The love affair–and I’m using that term loosely–between Ava Gardner and Frank Sinatra was doomed from the start. Both stars were emotionally immature with little impulse control. Both were alcoholics, and both had a history of affairs with equally unstable partners.
And so The Voice and The Shape plunged into a tsunami of a relationship and a six-year marriage (1951 – 1957) punctuated by unbridled passion, threats of suicide, and metronomic doses of violence.
In Autumn of 1949 Gardner and Sinatra, not yet lovers, were both guests at the Palm Springs home of producer Darryl F. Zanuck. The liquor flowed, and the two stars locked in on each other like missiles.

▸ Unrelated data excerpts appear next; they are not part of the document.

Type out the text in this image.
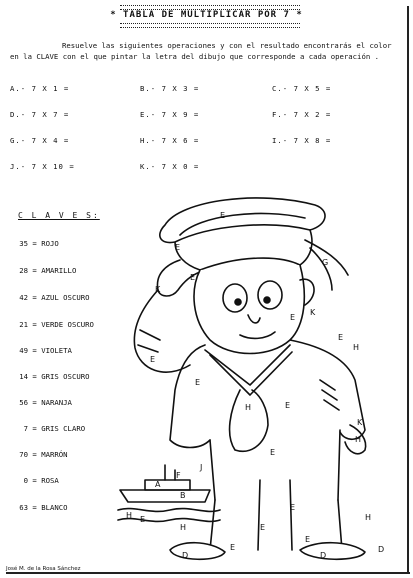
* TABLA DE MULTIPLICAR POR 7 *
Resuelve las siguientes operaciones y con el resultado encontrarás el color
en la CLAVE con el que pintar la letra del dibujo que corresponde a cada operación .
A.- 7 X 1 =	B.- 7 X 3 =	C.- 7 X 5 =
D.- 7 X 7 =	E.- 7 X 9 =	F.- 7 X 2 =
G.- 7 X 4 =	H.- 7 X 6 =	I.- 7 X 8 =
J.- 7 X 10 =	K.- 7 X 0 =
C L A V E S:
35 = ROJO
28 = AMARILLO
42 = AZUL OSCURO
21 = VERDE OSCURO
49 = VIOLETA
14 = GRIS OSCURO
56 = NARANJA
7 = GRIS CLARO
70 = MARRÓN
0 = ROSA
63 = BLANCO
E
E
G
K
K
E
E
H
E
E
H	E
E
H
K
E
J
F
A
B
H
H
E
E
E
H
D
E
E
D
D
José M. de la Rosa Sánchez
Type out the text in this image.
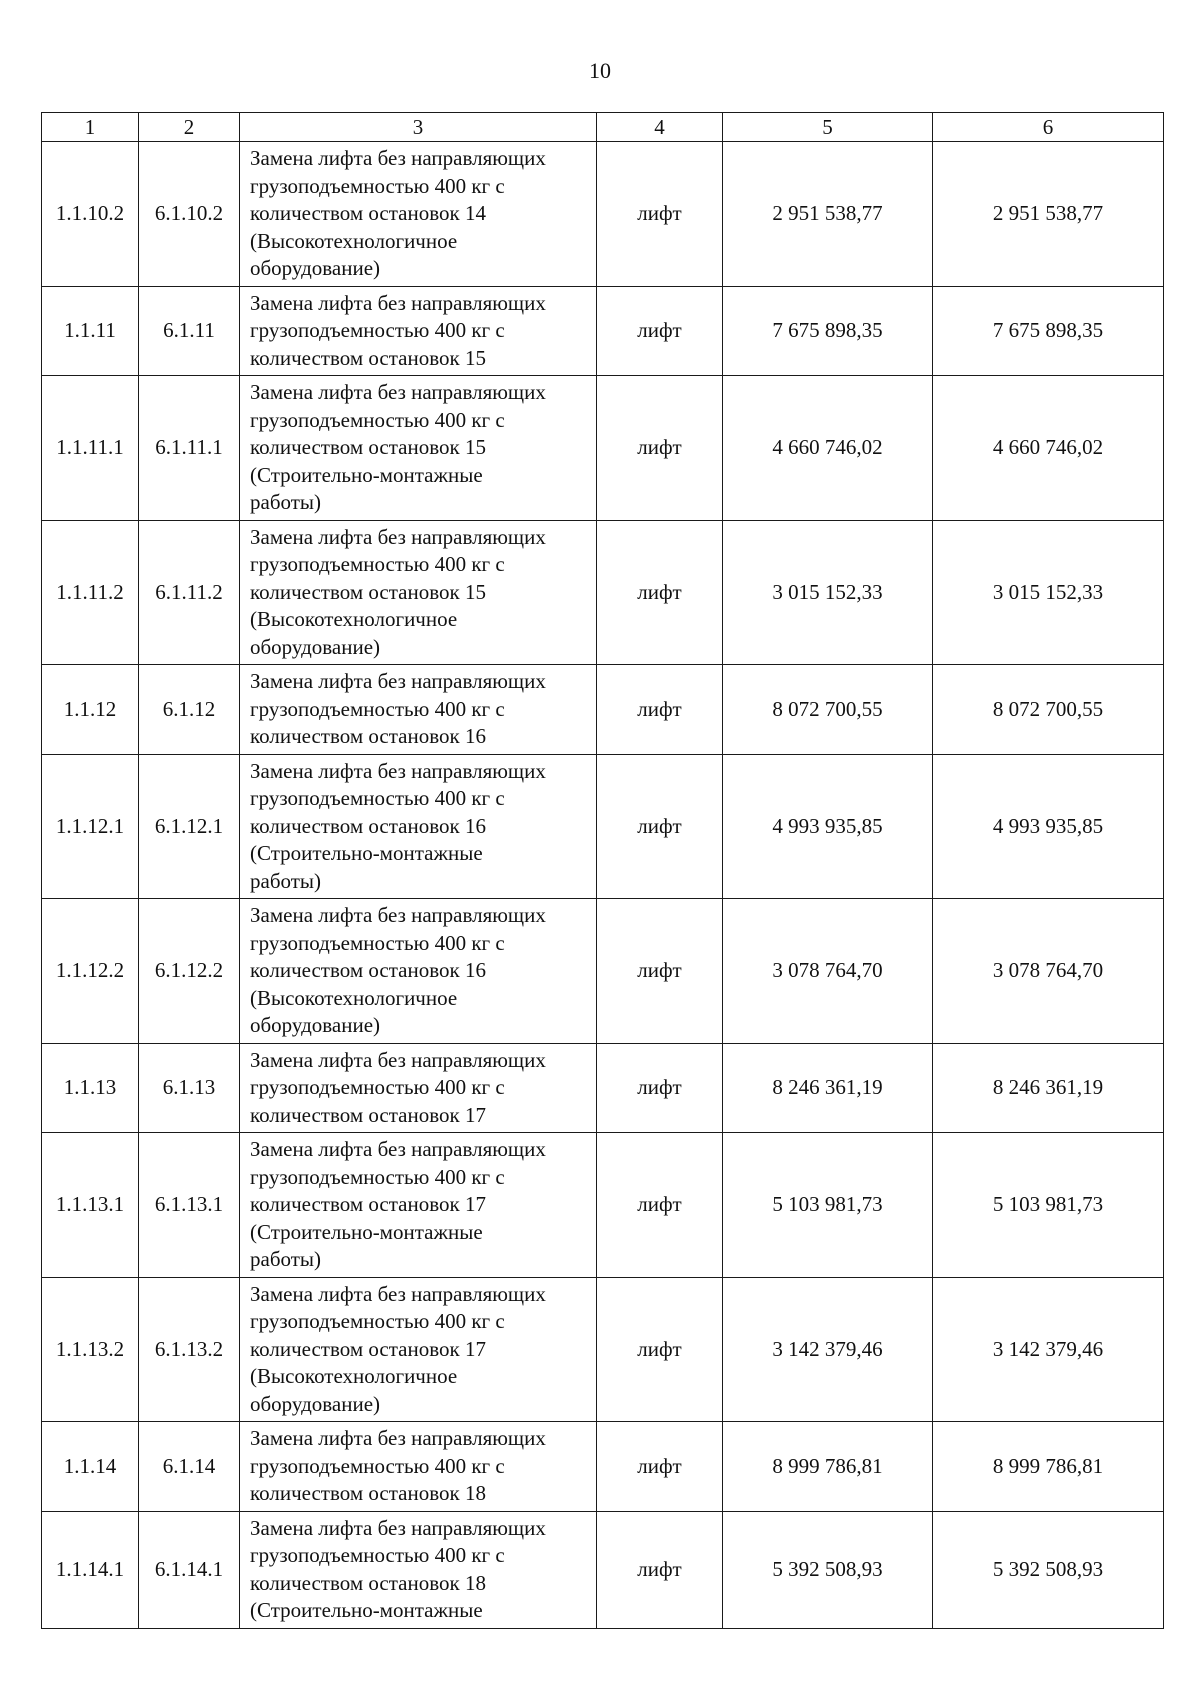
10
1	2	3	4	5	6
1.1.10.2	6.1.10.2	Замена лифта без направляющих
грузоподъемностью 400 кг с
количеством остановок 14
(Высокотехнологичное
оборудование)	лифт	2 951 538,77	2 951 538,77
1.1.11	6.1.11	Замена лифта без направляющих
грузоподъемностью 400 кг с
количеством остановок 15	лифт	7 675 898,35	7 675 898,35
1.1.11.1	6.1.11.1	Замена лифта без направляющих
грузоподъемностью 400 кг с
количеством остановок 15
(Строительно-монтажные
работы)	лифт	4 660 746,02	4 660 746,02
1.1.11.2	6.1.11.2	Замена лифта без направляющих
грузоподъемностью 400 кг с
количеством остановок 15
(Высокотехнологичное
оборудование)	лифт	3 015 152,33	3 015 152,33
1.1.12	6.1.12	Замена лифта без направляющих
грузоподъемностью 400 кг с
количеством остановок 16	лифт	8 072 700,55	8 072 700,55
1.1.12.1	6.1.12.1	Замена лифта без направляющих
грузоподъемностью 400 кг с
количеством остановок 16
(Строительно-монтажные
работы)	лифт	4 993 935,85	4 993 935,85
1.1.12.2	6.1.12.2	Замена лифта без направляющих
грузоподъемностью 400 кг с
количеством остановок 16
(Высокотехнологичное
оборудование)	лифт	3 078 764,70	3 078 764,70
1.1.13	6.1.13	Замена лифта без направляющих
грузоподъемностью 400 кг с
количеством остановок 17	лифт	8 246 361,19	8 246 361,19
1.1.13.1	6.1.13.1	Замена лифта без направляющих
грузоподъемностью 400 кг с
количеством остановок 17
(Строительно-монтажные
работы)	лифт	5 103 981,73	5 103 981,73
1.1.13.2	6.1.13.2	Замена лифта без направляющих
грузоподъемностью 400 кг с
количеством остановок 17
(Высокотехнологичное
оборудование)	лифт	3 142 379,46	3 142 379,46
1.1.14	6.1.14	Замена лифта без направляющих
грузоподъемностью 400 кг с
количеством остановок 18	лифт	8 999 786,81	8 999 786,81
1.1.14.1	6.1.14.1	Замена лифта без направляющих
грузоподъемностью 400 кг с
количеством остановок 18
(Строительно-монтажные	лифт	5 392 508,93	5 392 508,93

Ava Gardner as femme fatale Kitty Collins, in the film that lifted her to stardom, The Kiillers, 1946.In 1988, only two years before her death, Ava Gardner, living in semi-seclusion in London, unable to get work, and running dangerously low on funds, asked the late British author Peter Evans to ghostwrite her autobiography.
Deadpanned Gardner: “I either write the book or sell the jewels, and I’m kinda sentimental about the jewels.”
Only now, years after Ava and Evans’ death, has this frank memoir been published. Ava Gardner: The Secret Conversations is a sad and intimate book about the fate of a great Hollywood star. Born poor in rural North Carolina, Ava was given a Hollywood screen test thanks to a radiantly innocent photo of 18 year-old Ava displayed in a shop window.
After meeting with Ava in her London flat, Evans realized that the aging star was deeply conflicted about publishing an honest memoir. He also realized that she was a hopeless drunk. But the lure of working with one of Hollywood’s legendary stars trounced the author’s common sense. Already, in the preliminary stages, Gardner, drunk, depressed, and lonely, was calling Evans in the middle of the night, and rambling on, quite candidly, about the glorious, yet often sordid past. Evans, a solid, if sleep-deprived pro, faithfully recorded her reminiscences in a notebook he parked on his night stand.
Said Ava about her great rival, Elizabeth Taylor: “She was pretty. I was beautiful.”